Some brokers think holding a seminar for two people is more trouble than it's worth. But broker Harry M. Lyle of Kidder Peabody & Co. in the District is ready to testify that, if a broker keeps prospecting, sooner or later he may strike it rich. Forty percent of the weekly seminars Lyle advertises in the Business Calendar draw a zero response, he says. But 60 percent do bring in a few people -- usually one, two or three. (The other day, he recalls, he had a real crowd, seven people.)
At one of his lightly attended seminars not long ago, Lyle got to talking with a man who turned up for a discussion on zero-coupon bonds. The man, Lyle discovered, was trying to learn more about investments to help a cousin. The cousin had just won a multimillion-dollar lottery prize in another state. For Lyle, that meeting was a bit of luck.

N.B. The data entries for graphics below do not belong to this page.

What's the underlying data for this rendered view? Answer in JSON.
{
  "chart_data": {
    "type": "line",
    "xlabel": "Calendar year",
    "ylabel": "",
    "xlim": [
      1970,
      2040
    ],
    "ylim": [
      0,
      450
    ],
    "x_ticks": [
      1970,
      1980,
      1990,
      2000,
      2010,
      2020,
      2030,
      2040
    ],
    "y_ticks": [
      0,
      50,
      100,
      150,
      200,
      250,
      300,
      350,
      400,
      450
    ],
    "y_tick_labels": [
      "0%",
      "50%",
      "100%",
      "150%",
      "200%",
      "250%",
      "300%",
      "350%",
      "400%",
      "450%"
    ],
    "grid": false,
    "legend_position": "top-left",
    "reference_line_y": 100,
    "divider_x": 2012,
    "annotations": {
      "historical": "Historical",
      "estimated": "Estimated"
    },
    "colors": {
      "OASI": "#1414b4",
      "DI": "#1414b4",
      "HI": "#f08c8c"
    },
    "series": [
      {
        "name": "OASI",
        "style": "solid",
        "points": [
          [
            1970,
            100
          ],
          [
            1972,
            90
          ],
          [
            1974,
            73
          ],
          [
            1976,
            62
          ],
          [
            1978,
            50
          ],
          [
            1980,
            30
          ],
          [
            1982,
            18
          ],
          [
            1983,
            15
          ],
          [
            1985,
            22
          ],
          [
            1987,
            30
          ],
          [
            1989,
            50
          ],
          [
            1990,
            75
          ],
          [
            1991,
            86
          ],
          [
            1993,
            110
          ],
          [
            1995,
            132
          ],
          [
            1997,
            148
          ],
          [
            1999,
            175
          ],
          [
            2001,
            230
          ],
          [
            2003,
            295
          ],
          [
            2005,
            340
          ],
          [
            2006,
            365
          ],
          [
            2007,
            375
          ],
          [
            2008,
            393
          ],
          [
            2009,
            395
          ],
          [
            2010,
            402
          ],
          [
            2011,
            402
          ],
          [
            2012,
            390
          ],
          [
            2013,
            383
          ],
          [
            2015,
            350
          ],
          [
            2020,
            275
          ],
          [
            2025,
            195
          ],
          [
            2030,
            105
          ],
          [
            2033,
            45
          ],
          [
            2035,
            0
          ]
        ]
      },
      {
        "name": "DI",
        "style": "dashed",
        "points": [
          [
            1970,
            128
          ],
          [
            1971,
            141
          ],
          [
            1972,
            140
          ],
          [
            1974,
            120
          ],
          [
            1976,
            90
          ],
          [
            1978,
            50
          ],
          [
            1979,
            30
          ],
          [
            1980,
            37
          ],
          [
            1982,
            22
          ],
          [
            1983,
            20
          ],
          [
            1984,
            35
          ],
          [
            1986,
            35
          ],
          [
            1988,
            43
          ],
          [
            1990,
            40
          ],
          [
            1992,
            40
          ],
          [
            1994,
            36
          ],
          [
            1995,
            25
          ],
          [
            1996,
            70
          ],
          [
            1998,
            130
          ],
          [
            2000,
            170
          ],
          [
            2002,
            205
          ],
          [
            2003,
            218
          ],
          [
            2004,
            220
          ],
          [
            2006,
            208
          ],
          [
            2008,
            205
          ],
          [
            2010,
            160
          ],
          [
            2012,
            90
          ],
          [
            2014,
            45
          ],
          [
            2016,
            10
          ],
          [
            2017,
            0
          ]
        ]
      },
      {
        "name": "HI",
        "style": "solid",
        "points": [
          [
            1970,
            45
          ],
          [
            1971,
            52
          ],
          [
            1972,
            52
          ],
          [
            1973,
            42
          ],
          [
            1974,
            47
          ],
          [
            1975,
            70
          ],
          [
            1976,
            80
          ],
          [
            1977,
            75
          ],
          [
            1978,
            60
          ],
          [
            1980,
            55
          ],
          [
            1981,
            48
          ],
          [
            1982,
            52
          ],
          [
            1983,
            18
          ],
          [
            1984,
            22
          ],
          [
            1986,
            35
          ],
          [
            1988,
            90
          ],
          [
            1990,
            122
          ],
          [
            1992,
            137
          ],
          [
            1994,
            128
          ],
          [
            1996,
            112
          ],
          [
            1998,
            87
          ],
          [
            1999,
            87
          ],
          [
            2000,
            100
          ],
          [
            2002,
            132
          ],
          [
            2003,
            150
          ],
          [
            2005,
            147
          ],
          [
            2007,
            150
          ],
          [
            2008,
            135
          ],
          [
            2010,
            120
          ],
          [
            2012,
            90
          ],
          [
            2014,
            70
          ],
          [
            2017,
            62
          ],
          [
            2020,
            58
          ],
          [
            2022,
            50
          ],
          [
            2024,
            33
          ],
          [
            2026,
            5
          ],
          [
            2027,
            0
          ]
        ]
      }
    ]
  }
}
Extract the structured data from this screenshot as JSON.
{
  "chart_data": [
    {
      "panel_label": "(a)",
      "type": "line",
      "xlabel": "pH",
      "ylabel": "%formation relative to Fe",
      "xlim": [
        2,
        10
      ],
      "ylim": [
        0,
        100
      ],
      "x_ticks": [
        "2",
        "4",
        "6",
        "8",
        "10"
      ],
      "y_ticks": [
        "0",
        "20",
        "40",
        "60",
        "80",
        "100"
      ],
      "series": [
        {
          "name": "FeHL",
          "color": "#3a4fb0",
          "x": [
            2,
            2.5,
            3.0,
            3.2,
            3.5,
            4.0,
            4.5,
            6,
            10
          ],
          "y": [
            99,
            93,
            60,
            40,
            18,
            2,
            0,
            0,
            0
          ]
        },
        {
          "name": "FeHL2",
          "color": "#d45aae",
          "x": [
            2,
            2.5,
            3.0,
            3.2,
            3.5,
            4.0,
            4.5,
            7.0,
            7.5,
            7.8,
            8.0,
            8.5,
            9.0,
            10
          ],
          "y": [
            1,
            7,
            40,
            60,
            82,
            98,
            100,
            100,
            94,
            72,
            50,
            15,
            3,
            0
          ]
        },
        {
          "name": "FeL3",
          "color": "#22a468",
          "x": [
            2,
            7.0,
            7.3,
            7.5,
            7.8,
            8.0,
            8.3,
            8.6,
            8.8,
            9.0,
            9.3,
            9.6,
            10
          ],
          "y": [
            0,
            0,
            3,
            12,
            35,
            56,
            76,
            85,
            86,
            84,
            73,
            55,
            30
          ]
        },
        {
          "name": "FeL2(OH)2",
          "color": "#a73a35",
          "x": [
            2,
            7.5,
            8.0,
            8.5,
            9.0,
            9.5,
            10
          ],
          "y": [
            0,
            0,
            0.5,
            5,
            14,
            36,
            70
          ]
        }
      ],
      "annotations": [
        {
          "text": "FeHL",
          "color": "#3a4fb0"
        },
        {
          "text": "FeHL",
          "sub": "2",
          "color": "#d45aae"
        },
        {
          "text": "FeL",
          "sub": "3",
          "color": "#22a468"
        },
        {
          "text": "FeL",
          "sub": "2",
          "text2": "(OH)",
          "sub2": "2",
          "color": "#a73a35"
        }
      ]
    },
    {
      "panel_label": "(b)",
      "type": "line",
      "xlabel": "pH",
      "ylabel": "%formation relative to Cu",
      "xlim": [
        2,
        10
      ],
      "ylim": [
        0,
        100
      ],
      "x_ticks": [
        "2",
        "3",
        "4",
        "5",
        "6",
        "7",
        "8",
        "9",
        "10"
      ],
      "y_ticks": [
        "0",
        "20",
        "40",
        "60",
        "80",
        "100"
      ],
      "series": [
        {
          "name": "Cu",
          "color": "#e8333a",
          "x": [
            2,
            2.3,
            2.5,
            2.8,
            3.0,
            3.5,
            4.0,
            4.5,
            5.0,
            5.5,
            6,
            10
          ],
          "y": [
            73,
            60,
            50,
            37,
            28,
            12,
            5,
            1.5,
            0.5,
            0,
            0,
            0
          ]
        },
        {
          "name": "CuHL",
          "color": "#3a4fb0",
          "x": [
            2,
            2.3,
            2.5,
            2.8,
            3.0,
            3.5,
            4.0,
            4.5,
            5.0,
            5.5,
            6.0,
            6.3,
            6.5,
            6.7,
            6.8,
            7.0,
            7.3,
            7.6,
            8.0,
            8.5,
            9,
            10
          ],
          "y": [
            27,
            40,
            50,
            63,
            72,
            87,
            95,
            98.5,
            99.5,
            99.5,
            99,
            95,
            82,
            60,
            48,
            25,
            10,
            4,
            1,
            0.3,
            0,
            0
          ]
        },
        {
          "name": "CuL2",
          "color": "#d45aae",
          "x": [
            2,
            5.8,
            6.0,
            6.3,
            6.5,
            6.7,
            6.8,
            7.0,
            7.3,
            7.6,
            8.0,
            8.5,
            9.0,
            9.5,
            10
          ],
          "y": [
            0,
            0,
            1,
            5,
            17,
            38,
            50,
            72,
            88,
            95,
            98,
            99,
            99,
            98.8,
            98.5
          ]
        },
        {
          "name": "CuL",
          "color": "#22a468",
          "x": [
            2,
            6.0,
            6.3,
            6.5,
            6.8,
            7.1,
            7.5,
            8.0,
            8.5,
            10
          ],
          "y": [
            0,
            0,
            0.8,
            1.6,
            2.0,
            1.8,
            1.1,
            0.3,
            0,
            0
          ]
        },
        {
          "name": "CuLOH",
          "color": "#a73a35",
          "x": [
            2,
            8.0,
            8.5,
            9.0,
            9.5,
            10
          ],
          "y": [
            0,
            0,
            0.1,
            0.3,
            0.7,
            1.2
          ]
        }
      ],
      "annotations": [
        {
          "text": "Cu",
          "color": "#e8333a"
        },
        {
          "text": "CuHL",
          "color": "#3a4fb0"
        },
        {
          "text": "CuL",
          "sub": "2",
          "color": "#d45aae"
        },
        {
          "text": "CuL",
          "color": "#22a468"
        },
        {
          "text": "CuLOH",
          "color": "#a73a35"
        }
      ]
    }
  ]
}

In time, the lottery winner opened an account with Lyle and while the amount invested thus far has been modest, Lyle figures he wouldn't have had the account at all if he haven't kept running the seminars.
Brokers agree that the most successful seminars -- meaning those that draw the most people and generate the most new accounts -- are the best planned.
Doing a seminar right generally means getting several brokers in a firm to work together to select an interesting topic, choose an effective speaker, compile a list of good prospects, hire a hotel meeting room at a time that will be convenient for clients, arrange for refreshments, send out written invitations with response cards or phone numbers, and call the clients the day before the seminar to remind them to attend.
With this amount of effort, says Rohe L. Winchell, manager of the Laidlaw, Adams & Peck office in Rockville, a seminar might draw 50 to 75 people. "If it is done correctly, it is effective." How many accounts will be opened will depend, he adds, on the topic: A seminar on tax-free bonds will produce more new accounts than one on an $80,000 tax shelter.
What seems to turn all brokers off is the perennial seminar-goer who shows up at meetings time after time, asks a lot of questions, but has no money to invest. Worse yet is the seminar-goer who listens carefully to a full-service broker's ideas, then goes to a discount house to do his trading.
About half of the seminar-goers that show up on his doorstep are perennials, says Lyle of Kidder Peabody. While he doesn't mind telling them about investments, he says, "people forget we have families, we have expenses, we work on straight commission and we don't get salaries."
Investors who want to broaden their investment knowledge before putting their hard-earned cash on the line, and think seminars can help, should take time first to read some of the available material on stocks, bonds, options, futures and other types of investments. These days, the shelves of book stores and libraries are sagging under the weight of investment books. Reading a few will help you cope with the brokers and get more out of their advice.